There are two basic approaches to performing a built-in test of memory: the pattern test method and the force error method. However, each of these approaches, while effective, has some characteristic drawbacks. The pattern test method is extremely time consuming since it requires the writing of a pattern into each memory location from which the pattern is read back. The force error method requires additional hardware that can force specific error correcting code patterns into memory. Such additional hardware is not generally provided in memory controllers, as indicated above, and must, at the present state of the art, be separately provided by additional hardware logic circuits and connections in the computer. In single board computers, board space (and often weight and power consumption specifications) is at such a premium that separate provision of hardware support for force error testing is impractical and possibly prohibitive in some applications. U.S. Pat. No. 5,502,732, to Arroyo et al. is exemplary of systems in which hardware support is required for ECC logic testing.

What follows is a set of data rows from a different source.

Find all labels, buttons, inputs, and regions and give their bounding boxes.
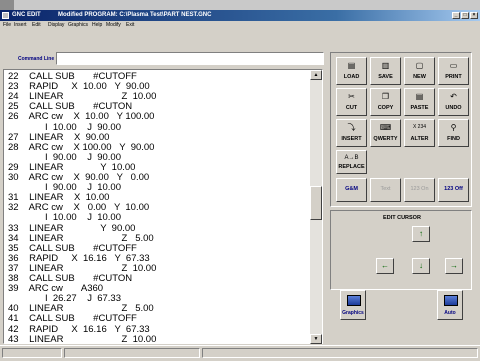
edit-cursor-panel: EDIT CURSOR xyxy=(330,210,472,290)
find-icon: ⚲ xyxy=(450,123,457,132)
graphics-label: Graphics xyxy=(342,310,364,316)
paste-label: PASTE xyxy=(410,105,429,111)
auto-button[interactable]: Auto xyxy=(437,290,463,320)
replace-button[interactable]: A→B REPLACE xyxy=(336,150,367,174)
close-button[interactable]: × xyxy=(470,12,478,19)
app-icon[interactable] xyxy=(2,12,9,19)
qwerty-button[interactable]: ⌨ QWERTY xyxy=(370,119,401,147)
save-icon: ▥ xyxy=(381,61,390,70)
save-label: SAVE xyxy=(378,74,393,80)
keyboard-icon: ⌨ xyxy=(379,123,392,132)
menu-insert[interactable]: Insert xyxy=(14,21,27,29)
numbers-on-button[interactable]: 123 On xyxy=(404,178,435,202)
load-icon: ▤ xyxy=(347,61,356,70)
numbers-off-label: 123 Off xyxy=(444,186,463,192)
qwerty-label: QWERTY xyxy=(373,136,398,142)
cursor-up-icon[interactable]: ↑ xyxy=(412,226,430,242)
replace-icon: A→B xyxy=(344,155,359,161)
cut-button[interactable]: ✂ CUT xyxy=(336,88,367,116)
command-line-input[interactable] xyxy=(56,52,324,65)
text-label: Text xyxy=(380,186,391,192)
undo-icon: ↶ xyxy=(450,92,457,101)
cursor-right-icon[interactable]: → xyxy=(445,258,463,274)
copy-icon: ❐ xyxy=(381,92,390,101)
menu-exit[interactable]: Exit xyxy=(126,21,134,29)
replace-label: REPLACE xyxy=(338,164,365,170)
menu-help[interactable]: Help xyxy=(92,21,102,29)
paste-icon: ▤ xyxy=(415,92,424,101)
paste-button[interactable]: ▤ PASTE xyxy=(404,88,435,116)
undo-label: UNDO xyxy=(445,105,462,111)
numbers-on-label: 123 On xyxy=(410,186,429,192)
menu-display[interactable]: Display xyxy=(48,21,64,29)
status-cell xyxy=(2,348,62,358)
cut-label: CUT xyxy=(345,105,358,111)
cut-icon: ✂ xyxy=(348,92,355,101)
auto-icon xyxy=(444,295,458,306)
print-button[interactable]: ▭ PRINT xyxy=(438,57,469,85)
print-label: PRINT xyxy=(445,74,462,80)
load-button[interactable]: ▤ LOAD xyxy=(336,57,367,85)
menu-bar: File Insert Edit Display Graphics Help M… xyxy=(0,21,480,29)
print-icon: ▭ xyxy=(449,61,458,70)
menu-edit[interactable]: Edit xyxy=(32,21,41,29)
command-line-label: Command Line xyxy=(18,56,55,62)
numbers-off-button[interactable]: 123 Off xyxy=(438,178,469,202)
load-label: LOAD xyxy=(343,74,360,80)
new-icon: ▢ xyxy=(415,61,424,70)
document-title: Modified PROGRAM: C:\Plasma Test\PART NE… xyxy=(58,12,212,18)
minimize-button[interactable]: _ xyxy=(452,12,460,19)
find-button[interactable]: ⚲ FIND xyxy=(438,119,469,147)
insert-icon: ⤵ xyxy=(347,123,356,132)
copy-button[interactable]: ❐ COPY xyxy=(370,88,401,116)
cursor-down-icon[interactable]: ↓ xyxy=(412,258,430,274)
scroll-down-icon[interactable]: ▼ xyxy=(310,334,322,344)
gm-label: G&M xyxy=(345,186,358,192)
insert-button[interactable]: ⤵ INSERT xyxy=(336,119,367,147)
graphics-icon xyxy=(347,295,361,306)
graphics-button[interactable]: Graphics xyxy=(340,290,366,320)
scroll-up-icon[interactable]: ▲ xyxy=(310,70,322,80)
menu-graphics[interactable]: Graphics xyxy=(68,21,88,29)
menu-file[interactable]: File xyxy=(3,21,11,29)
new-button[interactable]: ▢ NEW xyxy=(404,57,435,85)
find-label: FIND xyxy=(447,136,460,142)
desktop-patch xyxy=(0,0,14,10)
title-bar: GNC EDIT Modified PROGRAM: C:\Plasma Tes… xyxy=(0,10,480,21)
copy-label: COPY xyxy=(377,105,394,111)
scrollbar-thumb[interactable] xyxy=(310,186,322,220)
auto-label: Auto xyxy=(444,310,456,316)
alter-label: ALTER xyxy=(410,136,429,142)
save-button[interactable]: ▥ SAVE xyxy=(370,57,401,85)
app-title: GNC EDIT xyxy=(12,12,41,18)
status-bar xyxy=(0,345,480,361)
status-cell xyxy=(64,348,200,358)
undo-button[interactable]: ↶ UNDO xyxy=(438,88,469,116)
menu-modify[interactable]: Modify xyxy=(106,21,121,29)
alter-button[interactable]: X 234 ALTER xyxy=(404,119,435,147)
cursor-left-icon[interactable]: ← xyxy=(376,258,394,274)
desktop-strip xyxy=(0,0,480,10)
alter-icon: X 234 xyxy=(412,124,427,130)
text-button[interactable]: Text xyxy=(370,178,401,202)
maximize-button[interactable]: □ xyxy=(461,12,469,19)
insert-label: INSERT xyxy=(341,136,362,142)
edit-cursor-title: EDIT CURSOR xyxy=(383,215,421,221)
new-label: NEW xyxy=(413,74,426,80)
code-line[interactable]: 43 LINEAR Z 10.00 xyxy=(8,334,156,343)
status-cell xyxy=(202,348,478,358)
code-editor[interactable]: 22 CALL SUB #CUTOFF 23 RAPID X 10.00 Y 90… xyxy=(3,69,323,344)
gm-button[interactable]: G&M xyxy=(336,178,367,202)
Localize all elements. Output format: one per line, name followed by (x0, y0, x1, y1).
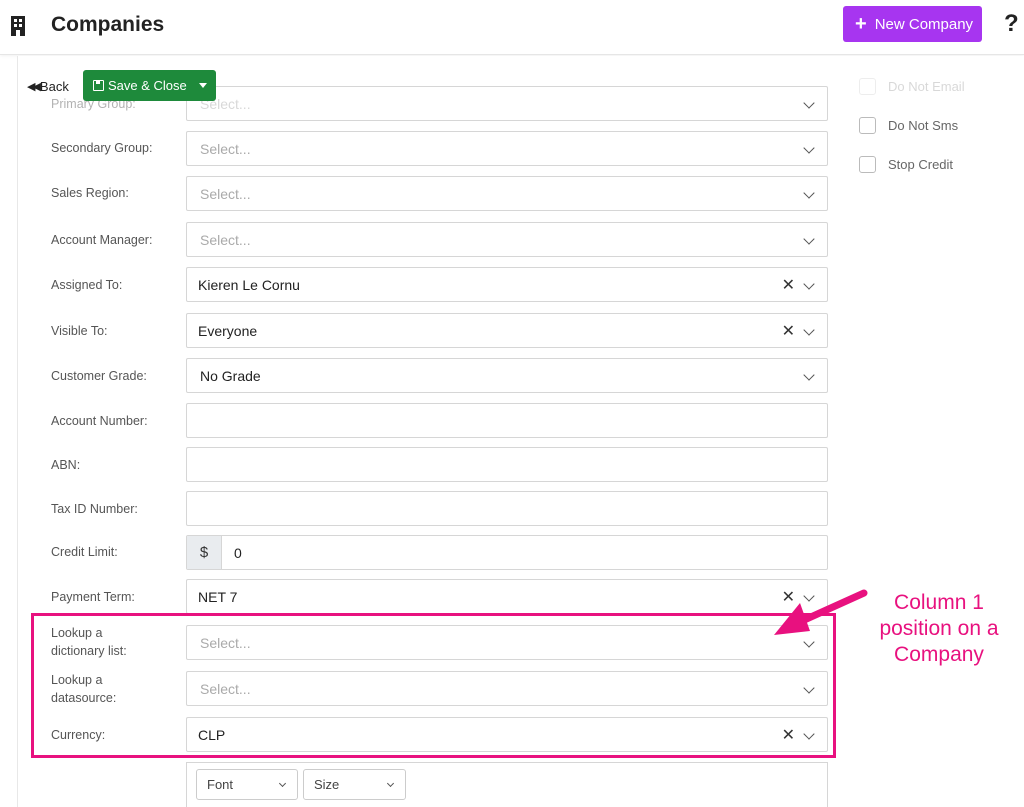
font-select-label: Font (207, 777, 234, 792)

However, in systems in which SBCs are often employed, such as for providing real time control, the time required for the alternative pattern test method of memory testing is generally not acceptable. For example, upon a momentary power interruption in an aircraft, control by the SBC would not be available while the pattern test was being carried out and could precipitate a malfunction or the development of conditions from which recovery might not be possible. Many applications will also have power up time specifications which cannot be met if the pattern test method is employed to verify memory function.